In precision measurements, phase noise can introduce measurement errors that reduce the precision and accuracy of the system. Due to the presence of phase noise, the phase of the signal changes over time, and this change can interfere with the stability of the measurement results, leading to measurement errors.

Frequency converters are often used in the transformation of frequency. The basic function of an RF frequency divider is to reduce the frequency of the input signal to the output frequency corresponding to its crossover ratio. In this process, the phase information of the signal is also affected. Due to the non-ideal characteristics of the internal circuitry of the frequency divider, such as component non-linearity, thermal noise, current noise, etc., random changes in the phase of the output signal can occur, resulting in phase noise.

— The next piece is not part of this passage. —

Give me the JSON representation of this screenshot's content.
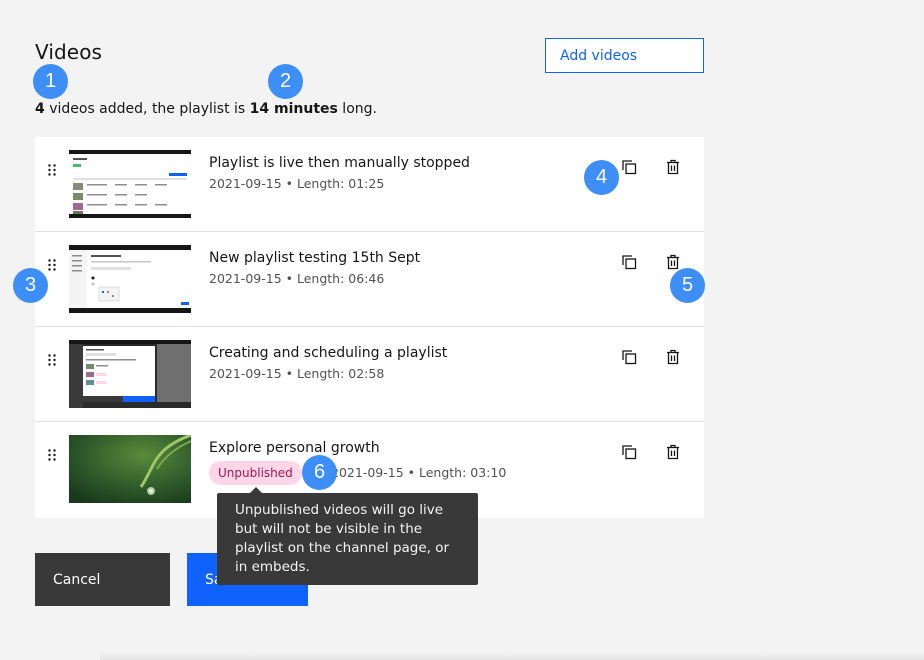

The figure below shows the single sideband phase noise plot of a commercial 10GHz crossover, which is seen to be around -155dBc/Hz in the region beyond 100kHz off the carrier.

Taking the Tianqiong TQSRO-R10 sapphire signal source as a reference, the reference generates a 10GHz signal with ultra-low phase noise, which is dichroic through a commercial frequency divider, and is tested with a Rhodes phase noise meter. The output phase noise is shown in the figure below, where the blue line is the phase noise of the 10GHz signal and the yellow line is the phase noise of the 5GHz signal.

Phase noise change after crossover

It can be seen that in this case, the frequency divider can improve the phase noise at the near end, while the phase noise beyond 10kHz away from the carrier is deteriorated due to its own noise floor.